The issue gets discussed at Patriot’s Quill.

Let me offer two choices:

(a) Health insurance is the collective provision of all health care.
(b) Health insurance is the sharing of extreme risk in health care spending.

In my view, (a) represents what most people think of as good health insurance. For example, I have a friend who says her health insurance is great because she can get new eyeglasses every year for everyone in her family for a co-payment of only $10.

We have never observed (b). (b) would mean something where you only make a claim when your expenses are going to run into the tens of thousands of dollars. Claims would be rare and large, as in fire insurance. Premiums would be low, as in fire insurance.

Since we never have observed (b), we do not know whether it is something that could be provided by the market or would have to be provided by government. I am willing to concede that it may be the latter. However, what most people mean by universal health coverage is (a), which has some pretty obvious incentive problems. [Update: see Regina Herzlinger on universal coverage.][Further update: see Michael Cannon’s counter-argument to Herzlinger.]

When people cut back on health care, what happens? The evidence (from the famous Rand experiment) is that they cut back on “necessary” care, as defined by doctors (who are not exactly disinterested on the topic of how much people should spend on medical services). The result on health outcomes of these cutbacks is not visible.

Peter Orszag (now Obama’s had of Office of Management and Budget), Jason Furman (an Obama adviser), and Shannon Brownlee (author of the book Overtreated) are among those who acknowledge that much of our health care spending (a standard estimate is about 30 percent) goes for medical procedures that are not cost-effective. [update: Michael Cannon emails that the claim is even stronger–that 30 percent of medical spending creates no value at all.

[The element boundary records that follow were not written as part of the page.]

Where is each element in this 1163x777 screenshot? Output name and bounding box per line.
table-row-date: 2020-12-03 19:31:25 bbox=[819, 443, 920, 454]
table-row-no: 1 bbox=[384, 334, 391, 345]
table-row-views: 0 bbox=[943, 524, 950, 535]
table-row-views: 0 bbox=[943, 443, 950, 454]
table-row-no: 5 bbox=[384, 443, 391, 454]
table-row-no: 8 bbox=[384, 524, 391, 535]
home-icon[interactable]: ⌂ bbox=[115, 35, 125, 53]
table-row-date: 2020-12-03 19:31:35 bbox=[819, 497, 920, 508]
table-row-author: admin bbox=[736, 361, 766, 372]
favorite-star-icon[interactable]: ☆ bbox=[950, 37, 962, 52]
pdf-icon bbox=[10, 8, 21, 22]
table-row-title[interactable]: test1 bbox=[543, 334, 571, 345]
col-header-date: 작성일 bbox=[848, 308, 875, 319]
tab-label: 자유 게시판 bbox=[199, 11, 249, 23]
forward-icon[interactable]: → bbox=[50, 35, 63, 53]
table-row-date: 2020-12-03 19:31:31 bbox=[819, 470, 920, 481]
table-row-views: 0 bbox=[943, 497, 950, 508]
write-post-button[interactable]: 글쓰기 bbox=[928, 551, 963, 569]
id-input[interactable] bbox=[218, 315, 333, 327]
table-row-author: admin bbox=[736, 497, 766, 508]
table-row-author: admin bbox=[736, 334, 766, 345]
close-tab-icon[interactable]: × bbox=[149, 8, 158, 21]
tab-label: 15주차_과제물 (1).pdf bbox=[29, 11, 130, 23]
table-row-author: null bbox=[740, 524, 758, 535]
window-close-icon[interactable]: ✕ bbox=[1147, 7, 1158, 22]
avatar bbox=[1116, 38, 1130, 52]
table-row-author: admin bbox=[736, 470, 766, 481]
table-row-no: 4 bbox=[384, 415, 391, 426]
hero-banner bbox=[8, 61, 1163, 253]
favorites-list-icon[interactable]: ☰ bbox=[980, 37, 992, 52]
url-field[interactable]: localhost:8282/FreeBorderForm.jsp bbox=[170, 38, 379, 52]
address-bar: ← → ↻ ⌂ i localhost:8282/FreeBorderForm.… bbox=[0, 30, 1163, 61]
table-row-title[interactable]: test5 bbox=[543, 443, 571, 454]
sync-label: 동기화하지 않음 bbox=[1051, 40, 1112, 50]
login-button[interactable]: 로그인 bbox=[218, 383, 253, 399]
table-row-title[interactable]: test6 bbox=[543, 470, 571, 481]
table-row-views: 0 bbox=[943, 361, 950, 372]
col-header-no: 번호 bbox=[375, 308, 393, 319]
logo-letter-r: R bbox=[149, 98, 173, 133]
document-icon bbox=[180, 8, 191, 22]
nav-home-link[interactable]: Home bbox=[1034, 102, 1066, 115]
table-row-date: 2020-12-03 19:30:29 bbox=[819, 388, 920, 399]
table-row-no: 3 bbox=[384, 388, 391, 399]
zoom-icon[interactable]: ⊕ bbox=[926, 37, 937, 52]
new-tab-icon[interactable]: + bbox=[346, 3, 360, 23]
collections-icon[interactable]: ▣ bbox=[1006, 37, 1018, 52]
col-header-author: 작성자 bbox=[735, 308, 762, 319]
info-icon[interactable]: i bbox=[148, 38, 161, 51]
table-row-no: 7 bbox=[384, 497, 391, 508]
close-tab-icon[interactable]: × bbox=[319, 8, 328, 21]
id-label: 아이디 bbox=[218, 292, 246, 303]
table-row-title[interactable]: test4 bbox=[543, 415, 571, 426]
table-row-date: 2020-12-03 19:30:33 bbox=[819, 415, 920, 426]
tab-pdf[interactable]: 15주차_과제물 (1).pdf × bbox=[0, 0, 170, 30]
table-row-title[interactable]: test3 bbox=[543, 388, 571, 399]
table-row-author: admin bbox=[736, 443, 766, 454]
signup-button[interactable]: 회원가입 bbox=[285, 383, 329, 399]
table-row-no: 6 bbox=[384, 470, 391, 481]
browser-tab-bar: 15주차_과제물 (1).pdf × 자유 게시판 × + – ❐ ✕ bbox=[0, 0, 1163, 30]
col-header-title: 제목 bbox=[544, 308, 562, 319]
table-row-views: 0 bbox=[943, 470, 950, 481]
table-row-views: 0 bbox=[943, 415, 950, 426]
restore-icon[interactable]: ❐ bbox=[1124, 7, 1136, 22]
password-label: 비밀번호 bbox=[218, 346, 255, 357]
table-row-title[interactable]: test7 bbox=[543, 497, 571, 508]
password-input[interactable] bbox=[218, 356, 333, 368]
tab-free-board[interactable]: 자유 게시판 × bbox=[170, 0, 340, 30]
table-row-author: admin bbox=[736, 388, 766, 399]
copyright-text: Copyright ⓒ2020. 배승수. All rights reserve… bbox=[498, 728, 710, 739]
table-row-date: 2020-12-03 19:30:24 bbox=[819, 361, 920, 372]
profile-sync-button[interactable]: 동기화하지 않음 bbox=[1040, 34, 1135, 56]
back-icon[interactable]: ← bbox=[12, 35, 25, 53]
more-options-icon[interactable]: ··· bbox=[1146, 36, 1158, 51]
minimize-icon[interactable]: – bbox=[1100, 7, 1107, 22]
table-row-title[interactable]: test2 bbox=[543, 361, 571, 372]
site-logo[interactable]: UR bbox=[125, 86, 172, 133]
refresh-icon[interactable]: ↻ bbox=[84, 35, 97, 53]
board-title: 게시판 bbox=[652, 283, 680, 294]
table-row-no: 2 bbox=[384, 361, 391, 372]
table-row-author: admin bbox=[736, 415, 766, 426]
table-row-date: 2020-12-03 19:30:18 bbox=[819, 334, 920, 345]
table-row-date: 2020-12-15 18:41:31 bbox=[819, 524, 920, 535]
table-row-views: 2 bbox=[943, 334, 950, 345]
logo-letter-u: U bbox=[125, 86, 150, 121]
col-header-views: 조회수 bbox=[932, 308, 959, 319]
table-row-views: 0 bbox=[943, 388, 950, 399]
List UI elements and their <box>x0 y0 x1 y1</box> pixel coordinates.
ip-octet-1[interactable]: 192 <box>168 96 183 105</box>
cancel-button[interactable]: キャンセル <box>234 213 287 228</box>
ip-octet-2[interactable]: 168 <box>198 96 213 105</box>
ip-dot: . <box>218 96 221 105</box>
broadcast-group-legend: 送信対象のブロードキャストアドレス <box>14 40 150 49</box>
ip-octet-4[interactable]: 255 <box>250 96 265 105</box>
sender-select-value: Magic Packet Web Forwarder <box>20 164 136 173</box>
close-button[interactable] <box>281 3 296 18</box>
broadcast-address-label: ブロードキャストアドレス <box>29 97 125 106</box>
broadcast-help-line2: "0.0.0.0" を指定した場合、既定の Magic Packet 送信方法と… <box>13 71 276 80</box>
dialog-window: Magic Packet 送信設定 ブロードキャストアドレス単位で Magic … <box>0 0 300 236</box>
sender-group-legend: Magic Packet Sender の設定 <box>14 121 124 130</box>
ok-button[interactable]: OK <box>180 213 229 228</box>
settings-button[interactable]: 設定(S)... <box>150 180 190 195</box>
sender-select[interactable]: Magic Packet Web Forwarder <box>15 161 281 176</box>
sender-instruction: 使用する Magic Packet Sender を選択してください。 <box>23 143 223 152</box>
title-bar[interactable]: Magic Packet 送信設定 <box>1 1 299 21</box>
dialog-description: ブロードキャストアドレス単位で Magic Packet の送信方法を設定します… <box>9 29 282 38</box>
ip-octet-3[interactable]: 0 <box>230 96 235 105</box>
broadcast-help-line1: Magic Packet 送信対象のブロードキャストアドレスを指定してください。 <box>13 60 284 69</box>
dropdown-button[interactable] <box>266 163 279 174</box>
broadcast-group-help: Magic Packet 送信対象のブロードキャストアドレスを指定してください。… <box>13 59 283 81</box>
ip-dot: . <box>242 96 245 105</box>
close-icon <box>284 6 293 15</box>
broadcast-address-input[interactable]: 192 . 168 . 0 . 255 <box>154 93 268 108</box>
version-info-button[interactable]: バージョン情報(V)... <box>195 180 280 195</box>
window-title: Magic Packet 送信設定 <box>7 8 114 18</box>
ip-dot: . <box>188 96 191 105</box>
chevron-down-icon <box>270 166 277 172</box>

Actually, I am not exactly sure what these folks would claim if pinned down. But Michael may be right.]

The foregoing are among those on the left who believe that government-run health care can save money. But if you believe that government can save significant money on health care, then by the same token you have to believe either:

(i) our current mix of medical services is optimal, and we could deliver it much more cheaply;
(ii) our current mix of medical services is far from optimal, with too many cost-ineffective services provided.

Most people who can do arithmetic realize that (i) is not the answer. The standard bogeymen of drug industry profits and insurance company overhead are not big enough to make a major difference. Moreover, the evidence for (ii) is broad and overwhelming.

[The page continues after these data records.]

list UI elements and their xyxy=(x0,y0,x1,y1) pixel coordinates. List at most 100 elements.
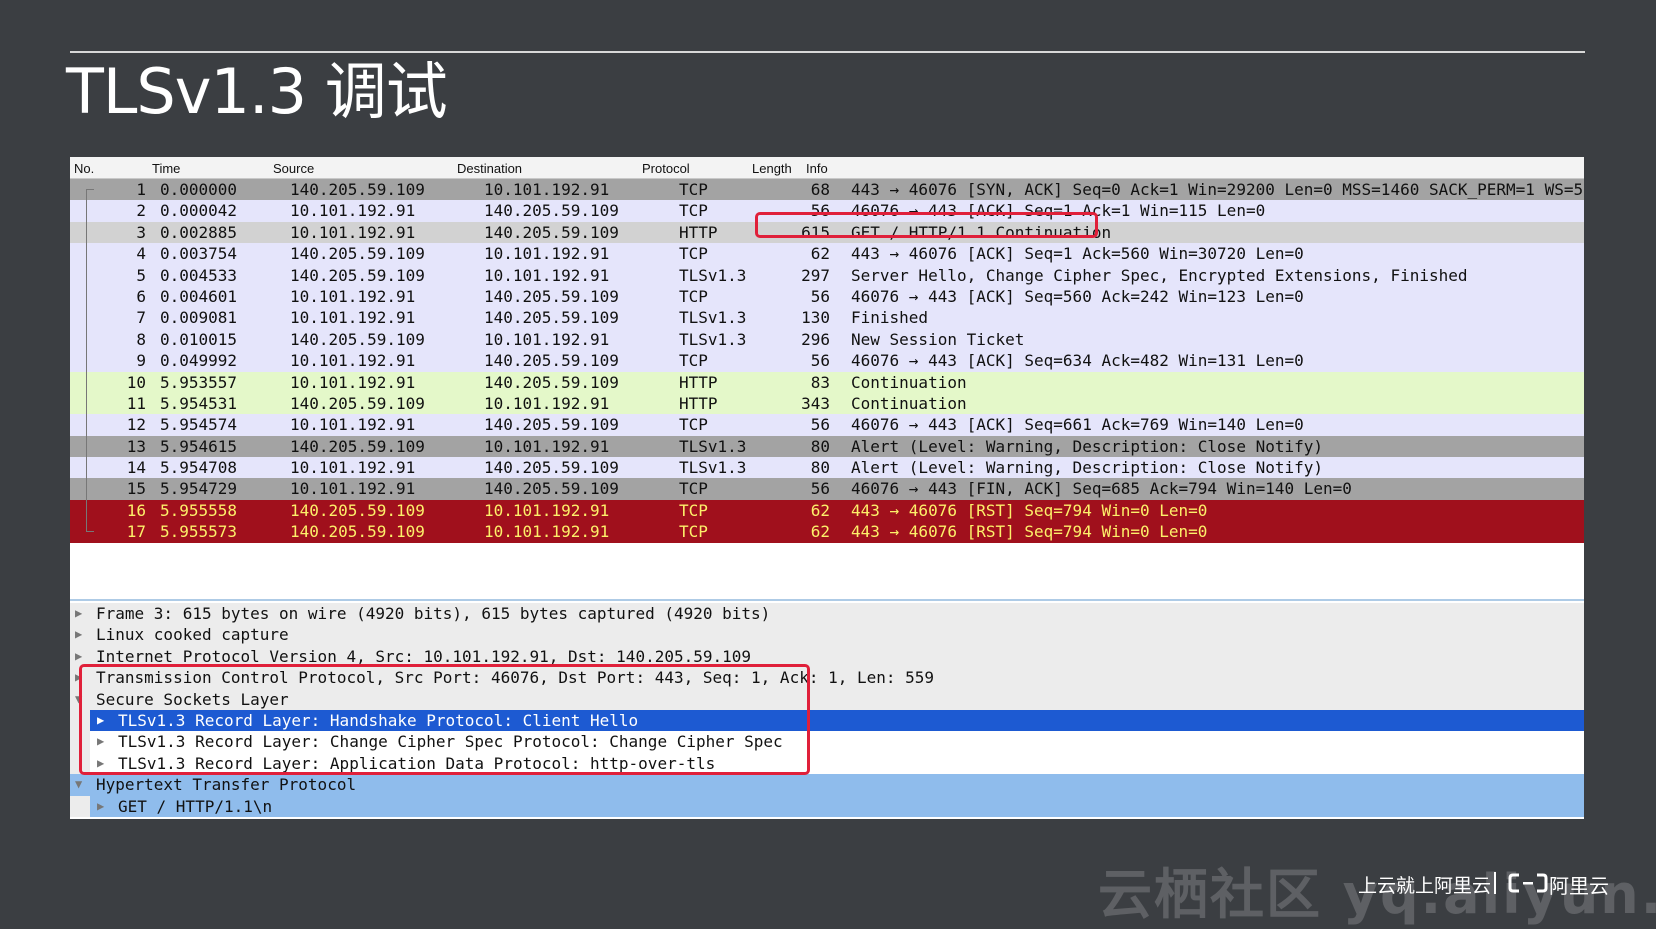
packet-row[interactable]: 16 5.955558 140.205.59.109 10.101.192.91 TCP… xyxy=(70,499,1584,522)
packet-protocol: HTTP xyxy=(679,222,718,242)
packet-length: 343 xyxy=(801,393,830,413)
triangle-down-icon[interactable]: ▼ xyxy=(75,774,82,795)
triangle-right-icon[interactable]: ▶ xyxy=(75,603,82,624)
packet-info: 46076 → 443 [ACK] Seq=634 Ack=482 Win=13… xyxy=(851,351,1304,371)
packet-info: 443 → 46076 [SYN, ACK] Seq=0 Ack=1 Win=2… xyxy=(851,180,1584,199)
packet-time: 5.954574 xyxy=(160,415,238,435)
packet-protocol: TCP xyxy=(679,522,708,542)
packet-destination: 140.205.59.109 xyxy=(484,222,619,242)
column-info[interactable]: Info xyxy=(806,161,828,176)
packet-time: 0.002885 xyxy=(160,222,238,242)
packet-destination: 10.101.192.91 xyxy=(484,244,610,264)
packet-time: 0.004601 xyxy=(160,286,238,306)
packet-info: Continuation xyxy=(851,393,967,413)
packet-row[interactable]: 11 5.954531 140.205.59.109 10.101.192.91 HTT… xyxy=(70,392,1584,415)
packet-length: 62 xyxy=(810,500,830,520)
column-no[interactable]: No. xyxy=(74,161,94,176)
packet-destination: 140.205.59.109 xyxy=(484,415,619,435)
packet-length: 80 xyxy=(810,436,830,456)
highlight-box-info xyxy=(755,212,1098,238)
packet-length: 130 xyxy=(801,308,830,328)
packet-no: 8 xyxy=(136,329,146,349)
packet-destination: 140.205.59.109 xyxy=(484,458,619,478)
packet-protocol: TLSv1.3 xyxy=(679,308,747,328)
packet-source: 140.205.59.109 xyxy=(290,244,425,264)
packet-time: 5.954729 xyxy=(160,479,238,499)
packet-destination: 140.205.59.109 xyxy=(484,201,619,221)
packet-time: 5.955558 xyxy=(160,500,238,520)
packet-source: 140.205.59.109 xyxy=(290,393,425,413)
packet-row[interactable]: 13 5.954615 140.205.59.109 10.101.192.91 TLS… xyxy=(70,435,1584,458)
packet-time: 5.954615 xyxy=(160,436,238,456)
packet-source: 10.101.192.91 xyxy=(290,479,416,499)
packet-row[interactable]: 1 0.000000 140.205.59.109 10.101.192.91 TCP 6… xyxy=(70,179,1584,201)
packet-info: 46076 → 443 [ACK] Seq=560 Ack=242 Win=12… xyxy=(851,286,1304,306)
packet-destination: 10.101.192.91 xyxy=(484,522,610,542)
slide-title: TLSv1.3 调试 xyxy=(66,55,448,128)
packet-info: 443 → 46076 [ACK] Seq=1 Ack=560 Win=3072… xyxy=(851,244,1304,264)
packet-protocol: TCP xyxy=(679,500,708,520)
column-time[interactable]: Time xyxy=(152,161,180,176)
packet-no: 17 xyxy=(126,522,146,542)
packet-list-empty-area xyxy=(70,543,1584,599)
packet-row[interactable]: 9 0.049992 10.101.192.91 140.205.59.109 TCP 5… xyxy=(70,350,1584,372)
packet-list-header: No. Time Source Destination Protocol Len… xyxy=(70,157,1584,179)
packet-time: 5.954708 xyxy=(160,458,238,478)
packet-info: Continuation xyxy=(851,372,967,392)
packet-info: 443 → 46076 [RST] Seq=794 Win=0 Len=0 xyxy=(851,522,1208,542)
brand-name: 阿里云 xyxy=(1549,874,1609,898)
packet-row[interactable]: 17 5.955573 140.205.59.109 10.101.192.91 TCP… xyxy=(70,521,1584,543)
packet-time: 0.049992 xyxy=(160,351,238,371)
packet-row[interactable]: 12 5.954574 10.101.192.91 140.205.59.109 TCP… xyxy=(70,414,1584,436)
packet-row[interactable]: 4 0.003754 140.205.59.109 10.101.192.91 TCP 6… xyxy=(70,243,1584,265)
packet-time: 0.000042 xyxy=(160,201,238,221)
packet-destination: 10.101.192.91 xyxy=(484,329,610,349)
triangle-right-icon[interactable]: ▶ xyxy=(75,624,82,645)
packet-info: Finished xyxy=(851,308,929,328)
packet-source: 10.101.192.91 xyxy=(290,458,416,478)
detail-row[interactable]: ▶ Linux cooked capture xyxy=(70,624,1584,646)
packet-time: 5.954531 xyxy=(160,393,238,413)
column-source[interactable]: Source xyxy=(273,161,314,176)
detail-row[interactable]: ▶ GET / HTTP/1.1\n xyxy=(70,795,1584,817)
detail-row[interactable]: ▼ Hypertext Transfer Protocol xyxy=(70,774,1584,796)
aliyun-logo-icon xyxy=(1508,873,1548,893)
column-protocol[interactable]: Protocol xyxy=(642,161,690,176)
packet-no: 1 xyxy=(136,180,146,199)
packet-protocol: HTTP xyxy=(679,372,718,392)
packet-length: 62 xyxy=(810,522,830,542)
detail-text: Hypertext Transfer Protocol xyxy=(96,775,357,795)
column-length[interactable]: Length xyxy=(752,161,792,176)
detail-row[interactable]: ▶ Frame 3: 615 bytes on wire (4920 bits),… xyxy=(70,603,1584,625)
packet-info: New Session Ticket xyxy=(851,329,1025,349)
packet-no: 2 xyxy=(136,201,146,221)
packet-row[interactable]: 10 5.953557 10.101.192.91 140.205.59.109 HTT… xyxy=(70,371,1584,393)
packet-protocol: TCP xyxy=(679,201,708,221)
packet-info: Server Hello, Change Cipher Spec, Encryp… xyxy=(851,265,1468,285)
packet-row[interactable]: 8 0.010015 140.205.59.109 10.101.192.91 TLSv… xyxy=(70,328,1584,351)
packet-length: 296 xyxy=(801,329,830,349)
packet-destination: 140.205.59.109 xyxy=(484,372,619,392)
packet-row[interactable]: 5 0.004533 140.205.59.109 10.101.192.91 TLSv… xyxy=(70,264,1584,286)
pane-divider[interactable] xyxy=(70,599,1584,601)
packet-time: 5.955573 xyxy=(160,522,238,542)
packet-protocol: TCP xyxy=(679,479,708,499)
packet-no: 15 xyxy=(126,479,146,499)
packet-protocol: TCP xyxy=(679,180,708,199)
packet-source: 10.101.192.91 xyxy=(290,372,416,392)
packet-time: 0.000000 xyxy=(160,180,238,199)
triangle-right-icon[interactable]: ▶ xyxy=(97,796,104,817)
packet-destination: 10.101.192.91 xyxy=(484,436,610,456)
column-destination[interactable]: Destination xyxy=(457,161,522,176)
packet-row[interactable]: 15 5.954729 10.101.192.91 140.205.59.109 TCP… xyxy=(70,478,1584,500)
packet-row[interactable]: 7 0.009081 10.101.192.91 140.205.59.109 TLSv… xyxy=(70,307,1584,329)
packet-source: 140.205.59.109 xyxy=(290,500,425,520)
packet-row[interactable]: 14 5.954708 10.101.192.91 140.205.59.109 TLS… xyxy=(70,457,1584,479)
packet-source: 10.101.192.91 xyxy=(290,286,416,306)
packet-protocol: TCP xyxy=(679,351,708,371)
packet-no: 11 xyxy=(126,393,146,413)
packet-row[interactable]: 6 0.004601 10.101.192.91 140.205.59.109 TCP 5… xyxy=(70,285,1584,308)
detail-text: Linux cooked capture xyxy=(96,625,289,645)
highlight-box-details xyxy=(79,664,810,775)
packet-info: 443 → 46076 [RST] Seq=794 Win=0 Len=0 xyxy=(851,500,1208,520)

The bottom line is that what we think of as health insurance is not going to survive if we are going to get control of health care costs. Either health insurance is going to become very intrusive about our choices of medical services (the top-down, government option, under the guise of “health care quality”), or we are going to see much higher deductibles and co-payments (the bottom-up option).

For an example of health insurance that tries to get at the insurance aspect, see Health-status insurance, by John Cochrane.